The author presents a medical appeal to women about induced abortion, examining its legal and moral framing, the physiological dangers to immediate and long-term female health, and the prevalence of forced miscarriages. The essay surveys physicians' past roles in promoting or preventing the practice, defines intentional abortion when not required to save the mother's life, catalogs common excuses offered to justify the act, and recommends public and private alternatives and preventive measures. An appendix of correspondence supplements the clinical observations and reinforces the proposed remedies.

WHY NOT?

A BOOK FOR EVERY WOMAN.


The Prize Essay


TO WHICH THE AMERICAN MEDICAL ASSOCIATION
AWARDED THE GOLD MEDAL
FOR MDCCCLXV.


BY

HORATIO ROBINSON STORER, M.D.,

OF BOSTON,


Assistant in Obstetrics and Medical Jurisprudence in Harvard University; Surgeon
to the New England Hospital for Women; and Professor of Obstetrics
and the Diseases of Women in Berkshire Medical College.
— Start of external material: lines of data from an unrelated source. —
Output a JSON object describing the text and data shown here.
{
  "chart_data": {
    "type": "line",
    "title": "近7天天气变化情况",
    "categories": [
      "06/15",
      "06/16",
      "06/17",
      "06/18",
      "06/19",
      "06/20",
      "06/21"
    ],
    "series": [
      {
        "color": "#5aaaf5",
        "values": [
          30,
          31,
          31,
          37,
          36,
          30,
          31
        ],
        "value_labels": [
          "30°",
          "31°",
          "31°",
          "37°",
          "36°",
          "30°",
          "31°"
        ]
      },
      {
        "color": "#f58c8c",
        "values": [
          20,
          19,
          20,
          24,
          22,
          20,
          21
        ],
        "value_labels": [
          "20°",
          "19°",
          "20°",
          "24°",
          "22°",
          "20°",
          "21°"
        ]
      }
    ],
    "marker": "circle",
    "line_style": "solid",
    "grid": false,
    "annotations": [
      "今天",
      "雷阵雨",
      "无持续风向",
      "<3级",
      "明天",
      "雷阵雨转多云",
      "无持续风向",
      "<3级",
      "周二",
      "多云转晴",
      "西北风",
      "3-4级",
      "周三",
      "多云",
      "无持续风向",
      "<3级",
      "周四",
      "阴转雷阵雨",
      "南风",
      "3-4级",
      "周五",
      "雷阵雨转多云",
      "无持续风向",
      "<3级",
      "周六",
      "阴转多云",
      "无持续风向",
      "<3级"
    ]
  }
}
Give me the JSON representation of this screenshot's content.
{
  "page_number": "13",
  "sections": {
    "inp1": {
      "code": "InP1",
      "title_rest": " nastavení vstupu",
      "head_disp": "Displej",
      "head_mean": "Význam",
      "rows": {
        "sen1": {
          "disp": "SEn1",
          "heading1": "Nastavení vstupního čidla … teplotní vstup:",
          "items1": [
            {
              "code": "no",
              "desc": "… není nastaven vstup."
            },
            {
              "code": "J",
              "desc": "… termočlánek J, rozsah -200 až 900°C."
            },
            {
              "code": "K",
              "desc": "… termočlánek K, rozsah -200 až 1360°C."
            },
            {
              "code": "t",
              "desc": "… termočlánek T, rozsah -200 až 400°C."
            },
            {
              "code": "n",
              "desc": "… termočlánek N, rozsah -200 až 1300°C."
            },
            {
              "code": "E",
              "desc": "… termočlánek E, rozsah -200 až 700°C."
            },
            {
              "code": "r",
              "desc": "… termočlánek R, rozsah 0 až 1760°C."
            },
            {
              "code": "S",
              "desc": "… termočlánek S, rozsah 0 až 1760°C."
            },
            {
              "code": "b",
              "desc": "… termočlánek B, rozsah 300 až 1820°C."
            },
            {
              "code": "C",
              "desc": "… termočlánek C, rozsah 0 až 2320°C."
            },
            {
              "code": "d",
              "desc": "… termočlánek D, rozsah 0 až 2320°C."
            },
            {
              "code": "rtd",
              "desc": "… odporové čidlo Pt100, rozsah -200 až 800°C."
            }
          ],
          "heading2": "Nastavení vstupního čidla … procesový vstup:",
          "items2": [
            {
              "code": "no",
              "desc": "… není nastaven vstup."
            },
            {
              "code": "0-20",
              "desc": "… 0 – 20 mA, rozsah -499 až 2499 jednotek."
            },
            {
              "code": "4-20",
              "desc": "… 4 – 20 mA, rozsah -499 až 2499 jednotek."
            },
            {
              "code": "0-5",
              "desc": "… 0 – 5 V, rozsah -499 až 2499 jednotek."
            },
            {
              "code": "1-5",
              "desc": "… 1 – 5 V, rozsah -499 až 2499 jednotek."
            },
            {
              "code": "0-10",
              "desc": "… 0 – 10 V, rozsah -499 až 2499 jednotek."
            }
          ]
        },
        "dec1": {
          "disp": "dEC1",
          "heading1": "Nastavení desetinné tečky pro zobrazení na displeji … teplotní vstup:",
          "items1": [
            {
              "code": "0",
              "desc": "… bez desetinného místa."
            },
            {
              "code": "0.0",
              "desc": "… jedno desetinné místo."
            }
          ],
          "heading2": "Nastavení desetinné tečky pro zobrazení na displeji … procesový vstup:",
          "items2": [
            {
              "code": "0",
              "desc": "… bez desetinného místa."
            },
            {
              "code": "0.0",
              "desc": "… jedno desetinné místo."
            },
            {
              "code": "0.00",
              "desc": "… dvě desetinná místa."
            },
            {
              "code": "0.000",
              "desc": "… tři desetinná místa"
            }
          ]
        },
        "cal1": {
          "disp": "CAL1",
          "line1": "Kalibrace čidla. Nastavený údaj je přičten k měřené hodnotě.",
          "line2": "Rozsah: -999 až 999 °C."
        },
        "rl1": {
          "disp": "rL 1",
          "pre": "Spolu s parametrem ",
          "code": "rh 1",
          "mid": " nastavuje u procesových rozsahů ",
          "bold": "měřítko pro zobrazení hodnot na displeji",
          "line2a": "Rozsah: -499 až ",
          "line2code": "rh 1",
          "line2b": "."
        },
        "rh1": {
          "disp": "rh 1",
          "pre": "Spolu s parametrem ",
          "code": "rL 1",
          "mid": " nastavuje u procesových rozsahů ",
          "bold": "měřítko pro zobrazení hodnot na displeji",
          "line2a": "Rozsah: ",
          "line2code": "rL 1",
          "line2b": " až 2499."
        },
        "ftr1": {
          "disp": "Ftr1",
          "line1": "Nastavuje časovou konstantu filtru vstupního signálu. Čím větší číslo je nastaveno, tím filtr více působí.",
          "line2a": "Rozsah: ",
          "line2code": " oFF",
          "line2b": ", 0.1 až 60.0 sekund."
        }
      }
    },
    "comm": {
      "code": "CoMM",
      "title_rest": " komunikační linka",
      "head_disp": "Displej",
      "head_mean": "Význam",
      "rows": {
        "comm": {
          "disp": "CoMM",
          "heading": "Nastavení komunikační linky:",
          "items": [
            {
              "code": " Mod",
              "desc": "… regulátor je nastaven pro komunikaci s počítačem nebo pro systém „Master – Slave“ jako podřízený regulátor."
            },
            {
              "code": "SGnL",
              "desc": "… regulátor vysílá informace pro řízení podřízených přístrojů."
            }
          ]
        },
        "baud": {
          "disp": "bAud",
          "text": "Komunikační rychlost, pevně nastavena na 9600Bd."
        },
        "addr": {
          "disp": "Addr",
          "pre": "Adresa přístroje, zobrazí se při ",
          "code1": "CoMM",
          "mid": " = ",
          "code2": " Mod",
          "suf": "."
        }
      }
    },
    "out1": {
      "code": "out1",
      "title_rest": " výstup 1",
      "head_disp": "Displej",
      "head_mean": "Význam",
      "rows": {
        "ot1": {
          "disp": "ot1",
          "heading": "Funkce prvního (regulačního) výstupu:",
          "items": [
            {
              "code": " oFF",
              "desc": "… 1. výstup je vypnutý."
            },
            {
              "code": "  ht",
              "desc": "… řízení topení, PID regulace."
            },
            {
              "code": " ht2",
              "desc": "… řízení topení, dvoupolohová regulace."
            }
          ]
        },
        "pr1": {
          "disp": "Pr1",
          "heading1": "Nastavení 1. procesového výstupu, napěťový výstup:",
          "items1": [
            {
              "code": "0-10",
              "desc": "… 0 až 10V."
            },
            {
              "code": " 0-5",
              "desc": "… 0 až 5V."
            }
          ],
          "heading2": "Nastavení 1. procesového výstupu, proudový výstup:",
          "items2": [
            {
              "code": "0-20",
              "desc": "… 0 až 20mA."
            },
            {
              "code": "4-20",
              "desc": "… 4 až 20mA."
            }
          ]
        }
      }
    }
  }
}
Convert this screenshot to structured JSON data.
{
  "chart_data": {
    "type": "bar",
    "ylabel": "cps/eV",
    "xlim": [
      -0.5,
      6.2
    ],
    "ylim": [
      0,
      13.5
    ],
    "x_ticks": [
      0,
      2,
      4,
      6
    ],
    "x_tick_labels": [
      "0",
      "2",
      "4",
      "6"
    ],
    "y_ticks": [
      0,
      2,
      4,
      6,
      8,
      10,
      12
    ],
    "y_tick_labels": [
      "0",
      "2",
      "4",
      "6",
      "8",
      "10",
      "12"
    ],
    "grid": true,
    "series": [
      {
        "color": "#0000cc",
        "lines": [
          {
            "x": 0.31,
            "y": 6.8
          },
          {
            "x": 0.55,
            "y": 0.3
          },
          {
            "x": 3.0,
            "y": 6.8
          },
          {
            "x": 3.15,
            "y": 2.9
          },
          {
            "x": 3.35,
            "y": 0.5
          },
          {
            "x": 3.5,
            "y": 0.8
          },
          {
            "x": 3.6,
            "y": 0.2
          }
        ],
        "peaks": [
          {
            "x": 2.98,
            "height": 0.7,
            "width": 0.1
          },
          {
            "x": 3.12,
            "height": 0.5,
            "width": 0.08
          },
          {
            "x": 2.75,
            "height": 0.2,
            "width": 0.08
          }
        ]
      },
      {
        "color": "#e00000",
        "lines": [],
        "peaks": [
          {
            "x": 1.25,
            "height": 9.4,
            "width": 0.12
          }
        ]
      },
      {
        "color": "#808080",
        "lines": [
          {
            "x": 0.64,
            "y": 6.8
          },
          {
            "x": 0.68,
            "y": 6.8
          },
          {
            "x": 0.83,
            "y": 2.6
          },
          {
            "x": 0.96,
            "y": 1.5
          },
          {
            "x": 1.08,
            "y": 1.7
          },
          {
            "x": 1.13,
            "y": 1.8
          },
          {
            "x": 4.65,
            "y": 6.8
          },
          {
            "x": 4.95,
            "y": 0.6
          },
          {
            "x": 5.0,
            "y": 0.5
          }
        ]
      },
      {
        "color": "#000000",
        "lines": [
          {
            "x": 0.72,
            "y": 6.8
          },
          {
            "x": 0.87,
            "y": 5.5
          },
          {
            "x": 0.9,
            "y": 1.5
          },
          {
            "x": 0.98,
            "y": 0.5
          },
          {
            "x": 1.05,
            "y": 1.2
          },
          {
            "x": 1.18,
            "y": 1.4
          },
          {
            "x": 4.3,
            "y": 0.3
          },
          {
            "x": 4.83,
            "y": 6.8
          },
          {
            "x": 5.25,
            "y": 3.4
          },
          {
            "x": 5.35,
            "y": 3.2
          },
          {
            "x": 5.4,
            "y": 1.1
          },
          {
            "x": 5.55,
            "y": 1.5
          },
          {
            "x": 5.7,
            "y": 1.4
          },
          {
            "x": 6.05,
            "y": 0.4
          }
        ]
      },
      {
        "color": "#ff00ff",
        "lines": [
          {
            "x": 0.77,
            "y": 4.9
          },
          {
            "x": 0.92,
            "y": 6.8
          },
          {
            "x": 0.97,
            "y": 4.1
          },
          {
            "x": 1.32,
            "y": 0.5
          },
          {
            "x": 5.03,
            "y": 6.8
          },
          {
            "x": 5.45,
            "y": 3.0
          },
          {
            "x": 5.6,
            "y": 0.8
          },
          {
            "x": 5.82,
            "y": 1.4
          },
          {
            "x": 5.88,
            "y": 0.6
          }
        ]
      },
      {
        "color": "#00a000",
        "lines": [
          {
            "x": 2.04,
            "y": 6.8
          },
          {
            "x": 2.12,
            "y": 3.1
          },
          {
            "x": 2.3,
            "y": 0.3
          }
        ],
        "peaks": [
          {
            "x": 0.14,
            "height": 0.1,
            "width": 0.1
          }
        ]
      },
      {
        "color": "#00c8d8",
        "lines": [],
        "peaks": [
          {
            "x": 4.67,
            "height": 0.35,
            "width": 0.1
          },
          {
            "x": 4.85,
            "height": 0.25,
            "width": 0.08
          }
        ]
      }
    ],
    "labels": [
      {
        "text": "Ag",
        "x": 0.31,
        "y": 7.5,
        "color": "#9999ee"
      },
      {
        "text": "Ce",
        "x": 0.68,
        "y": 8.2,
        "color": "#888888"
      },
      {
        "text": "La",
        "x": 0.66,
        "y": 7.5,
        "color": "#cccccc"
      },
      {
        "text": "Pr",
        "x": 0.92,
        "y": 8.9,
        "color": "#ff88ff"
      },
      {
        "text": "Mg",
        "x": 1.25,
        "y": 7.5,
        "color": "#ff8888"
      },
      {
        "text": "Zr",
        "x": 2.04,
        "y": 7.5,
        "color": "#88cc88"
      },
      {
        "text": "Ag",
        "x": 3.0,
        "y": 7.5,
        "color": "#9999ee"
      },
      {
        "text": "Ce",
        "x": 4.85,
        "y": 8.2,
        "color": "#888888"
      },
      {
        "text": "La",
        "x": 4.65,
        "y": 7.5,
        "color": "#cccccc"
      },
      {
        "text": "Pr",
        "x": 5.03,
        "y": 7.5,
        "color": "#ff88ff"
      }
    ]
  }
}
ISSUED FOR GENERAL CIRCULATION, BY ORDER OF THE

AMERICAN MEDICAL ASSOCIATION.

Casta placent superis. Casta cum mente venito,
Et manibus puris sumito fontis aquam.


BOSTON:
LEE AND SHEPARD.
1866.


Entered, according to Act of Congress, in the year 1866, by

LEE AND SHEPARD,

In the Clerk's Office of the District Court of the District of Massachusetts.

At the Sixteenth Annual Meeting of the American Medical Association, held at Boston in June, 1865, it was, upon recommendation of the Section on Practical Medicine and Obstetrics,—

Resolved, That the Committee on Publication be requested to adopt such appropriate measures as will insure a speedy and general circulation of the Prize Essay written for women; provided this can be done without expense to the Association.